Game of the Week: San Antonio Spurs at Los Angeles Clippers
We are past the All-Star break, which to me is the spiritual midpoint of the season. With the trade deadline approaching, teams have to decide whether they’re in position to make a run or whether to pack it in for the rest of the season.
The two teams playing in the late game Thursday are in the former category. The Spurs are the winningest team in the league, but the Clippers have had the upper hand each time they’ve played.
Tony Parker is the engine of the San Antonio offense. He assists on 40%, and shoots on 28% of the Spurs’ possessions when he’s on the floor. And he’s doing both very well. His TS% and AST% would represent career highs if the season ended today. His improvement in shooting has been drastic, especially from three. He’s shooting 39%, a mark he hasn’t reached since the 2006-07 season, and he’s taking twice as many threes as he did in that campaign. As usual, he’s been one of the most frequent foul shooters in the league. If it weren’t for the man playing across from him Thursday, Parker would have a good claim to the title of best point guard in the league.
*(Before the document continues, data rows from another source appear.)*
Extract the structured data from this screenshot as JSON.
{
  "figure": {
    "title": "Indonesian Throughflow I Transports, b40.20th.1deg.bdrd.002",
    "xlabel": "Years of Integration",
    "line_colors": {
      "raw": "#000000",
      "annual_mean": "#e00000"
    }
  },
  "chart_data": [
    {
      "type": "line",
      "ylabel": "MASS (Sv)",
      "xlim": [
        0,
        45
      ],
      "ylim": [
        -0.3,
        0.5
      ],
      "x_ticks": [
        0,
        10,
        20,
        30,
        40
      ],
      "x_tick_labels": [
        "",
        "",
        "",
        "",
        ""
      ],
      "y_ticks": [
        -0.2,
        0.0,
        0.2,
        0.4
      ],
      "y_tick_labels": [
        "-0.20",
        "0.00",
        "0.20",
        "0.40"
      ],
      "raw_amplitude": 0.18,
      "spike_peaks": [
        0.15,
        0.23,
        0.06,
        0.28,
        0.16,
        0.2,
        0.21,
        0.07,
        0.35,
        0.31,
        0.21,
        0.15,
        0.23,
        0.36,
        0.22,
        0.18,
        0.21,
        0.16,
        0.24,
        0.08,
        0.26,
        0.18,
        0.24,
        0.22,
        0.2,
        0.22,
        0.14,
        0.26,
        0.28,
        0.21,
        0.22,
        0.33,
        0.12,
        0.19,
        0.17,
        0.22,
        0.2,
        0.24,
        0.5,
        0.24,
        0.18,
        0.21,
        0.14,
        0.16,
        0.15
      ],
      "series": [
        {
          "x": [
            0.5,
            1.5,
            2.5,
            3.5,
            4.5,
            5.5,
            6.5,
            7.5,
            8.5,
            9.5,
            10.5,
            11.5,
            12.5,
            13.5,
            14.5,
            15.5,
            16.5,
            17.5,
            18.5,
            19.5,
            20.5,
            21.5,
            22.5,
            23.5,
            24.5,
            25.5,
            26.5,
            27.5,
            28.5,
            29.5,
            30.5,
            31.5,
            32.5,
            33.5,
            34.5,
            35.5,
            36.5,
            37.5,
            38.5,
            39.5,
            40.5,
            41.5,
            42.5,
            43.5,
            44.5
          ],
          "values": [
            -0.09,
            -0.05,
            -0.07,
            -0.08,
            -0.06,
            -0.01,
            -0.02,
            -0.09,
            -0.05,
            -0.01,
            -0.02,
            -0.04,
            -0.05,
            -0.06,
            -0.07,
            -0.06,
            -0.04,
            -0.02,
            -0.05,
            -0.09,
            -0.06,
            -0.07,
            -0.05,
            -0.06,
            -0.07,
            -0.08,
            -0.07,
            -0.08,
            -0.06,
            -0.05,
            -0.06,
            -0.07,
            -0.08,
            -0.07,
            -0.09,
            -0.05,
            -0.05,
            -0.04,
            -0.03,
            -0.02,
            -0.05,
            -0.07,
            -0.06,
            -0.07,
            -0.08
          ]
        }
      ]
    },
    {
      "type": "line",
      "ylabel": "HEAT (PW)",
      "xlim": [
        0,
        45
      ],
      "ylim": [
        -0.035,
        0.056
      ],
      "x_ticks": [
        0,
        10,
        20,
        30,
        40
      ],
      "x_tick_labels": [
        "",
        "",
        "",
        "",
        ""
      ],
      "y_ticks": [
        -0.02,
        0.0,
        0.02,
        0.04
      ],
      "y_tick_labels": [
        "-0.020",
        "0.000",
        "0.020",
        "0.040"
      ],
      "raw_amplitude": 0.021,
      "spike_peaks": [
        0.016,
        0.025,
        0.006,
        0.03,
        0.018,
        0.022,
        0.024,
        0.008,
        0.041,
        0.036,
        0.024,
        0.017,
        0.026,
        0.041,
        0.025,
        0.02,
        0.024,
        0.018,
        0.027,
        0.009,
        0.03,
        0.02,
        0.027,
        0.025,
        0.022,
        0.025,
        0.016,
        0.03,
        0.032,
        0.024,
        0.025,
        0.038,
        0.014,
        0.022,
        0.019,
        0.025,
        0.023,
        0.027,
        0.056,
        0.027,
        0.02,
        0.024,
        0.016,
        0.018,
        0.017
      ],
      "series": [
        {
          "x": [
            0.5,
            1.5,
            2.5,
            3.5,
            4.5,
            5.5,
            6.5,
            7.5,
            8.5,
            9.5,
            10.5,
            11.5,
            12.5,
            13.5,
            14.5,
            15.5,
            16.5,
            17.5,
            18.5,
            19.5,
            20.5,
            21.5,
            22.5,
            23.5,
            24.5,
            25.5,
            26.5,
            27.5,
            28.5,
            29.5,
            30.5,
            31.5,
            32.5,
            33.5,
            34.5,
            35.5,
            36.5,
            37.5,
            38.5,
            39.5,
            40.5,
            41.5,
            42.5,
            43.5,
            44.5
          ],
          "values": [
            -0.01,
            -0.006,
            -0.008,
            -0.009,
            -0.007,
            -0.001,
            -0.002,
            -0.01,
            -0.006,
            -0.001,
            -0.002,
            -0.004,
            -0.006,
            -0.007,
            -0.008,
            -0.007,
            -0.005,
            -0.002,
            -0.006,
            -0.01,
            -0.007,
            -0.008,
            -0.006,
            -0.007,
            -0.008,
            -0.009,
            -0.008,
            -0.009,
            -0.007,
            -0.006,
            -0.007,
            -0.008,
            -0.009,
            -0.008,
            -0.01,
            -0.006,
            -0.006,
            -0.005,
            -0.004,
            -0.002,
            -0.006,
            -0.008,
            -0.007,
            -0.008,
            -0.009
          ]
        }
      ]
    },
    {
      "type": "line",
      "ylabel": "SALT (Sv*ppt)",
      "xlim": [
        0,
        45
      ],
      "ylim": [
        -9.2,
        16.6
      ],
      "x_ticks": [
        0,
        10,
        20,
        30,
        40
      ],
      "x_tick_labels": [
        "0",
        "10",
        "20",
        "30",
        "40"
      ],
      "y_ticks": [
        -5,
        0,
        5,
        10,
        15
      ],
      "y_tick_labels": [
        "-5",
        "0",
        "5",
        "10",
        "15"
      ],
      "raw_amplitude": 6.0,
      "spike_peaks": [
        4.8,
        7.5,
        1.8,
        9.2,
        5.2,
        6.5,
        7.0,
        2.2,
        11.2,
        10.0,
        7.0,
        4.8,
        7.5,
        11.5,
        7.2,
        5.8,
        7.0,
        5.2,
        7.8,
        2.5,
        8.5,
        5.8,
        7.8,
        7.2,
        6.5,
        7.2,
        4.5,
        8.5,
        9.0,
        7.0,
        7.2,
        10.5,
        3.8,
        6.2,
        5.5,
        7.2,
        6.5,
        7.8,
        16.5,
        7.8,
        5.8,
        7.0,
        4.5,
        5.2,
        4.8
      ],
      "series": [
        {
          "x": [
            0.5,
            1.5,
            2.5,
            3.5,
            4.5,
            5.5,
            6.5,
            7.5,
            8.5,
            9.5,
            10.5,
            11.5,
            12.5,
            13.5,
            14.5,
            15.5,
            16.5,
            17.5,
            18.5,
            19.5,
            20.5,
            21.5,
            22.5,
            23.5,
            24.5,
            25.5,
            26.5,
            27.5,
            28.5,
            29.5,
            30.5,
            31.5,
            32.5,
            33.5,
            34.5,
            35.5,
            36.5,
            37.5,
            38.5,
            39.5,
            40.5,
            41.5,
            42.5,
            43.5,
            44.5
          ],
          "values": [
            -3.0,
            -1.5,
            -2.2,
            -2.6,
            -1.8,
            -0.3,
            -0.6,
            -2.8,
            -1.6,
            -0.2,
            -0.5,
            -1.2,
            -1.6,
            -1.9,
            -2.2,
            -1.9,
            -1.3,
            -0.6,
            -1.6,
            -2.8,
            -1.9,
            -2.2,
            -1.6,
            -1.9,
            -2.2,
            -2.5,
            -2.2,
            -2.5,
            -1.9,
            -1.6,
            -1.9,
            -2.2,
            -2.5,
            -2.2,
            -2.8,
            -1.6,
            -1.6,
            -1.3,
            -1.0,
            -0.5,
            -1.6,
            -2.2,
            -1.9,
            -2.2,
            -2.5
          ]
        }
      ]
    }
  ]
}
Eric Bledsoe is a solid backup and is rightfully the subject of a lot of trade interest, but there’s no replacing Chris Paul, who joins Tony Parker in the ‘Nutmeg Chris Bosh on an Immense National Stage’ club. The Clippers are wondering whether Paul will leave in free agency this summer. You can see why they’re anxious. While he is just as efficient, Paul doesn’t shoulder as much of a scoring burden as Parker. But he is a more prolific distributor and a much more dependable defender. DeAndre Jordan is fine, but Paul doesn’t have Tim Duncan mopping up his mistakes. He’s the unquestioned best passer in the league with Rajon Rondo out and has the highest steal % in the league—talk about good hands. Only historically great seasons by LeBron James and Kevin Durant are keeping Paul from being a front runner in the MVP discussion.
What to Watch For
The Spurs have been one of the best defensive teams in the league. There’s no single reason for their success—they do a lot of things well. First, they don’t foul. Second, they contest every shot, especially behind the arc. Teams shoot just 33% from three against the Spurs. They also finish defensive possessions, posting one of the best defensive rebounding rates in the league. Tim Duncan deserves a great deal of the credit. Incredibly for a 36-year-old man who has played 1,345 games, he is posting career highes in DRB% and BLK%. We tend to think of Tim Duncan as a living statue, but he’s still very much alive, and he’s anchoring one of the best defenses in the league.
Chris Paul is a surgeon with the ball, and he and his team happen to be very good at getting him plenty of possessions to play with. Paul and Eric Bledsoe are the very best in the league at forcing turnovers, and they helm a league-leading larceny effort in Los Angeles. Getting Chauncey Billups back only makes them more dangerous. Tony Parker takes pretty good care of the ball, but he’s running the gauntlet against the Clippers.
Why Else to Watch
The All Star game is fun and all, but it’s nice to return to real basketball that matters.
How to Watch
TNT, Thursday, 10:30 p.m. eastern
League Pass Bonus Game
New York Knicks at Indiana Pacers, Wednesday, 7 p.m. eastern. The East is wide open behind Miami. All these games will matter.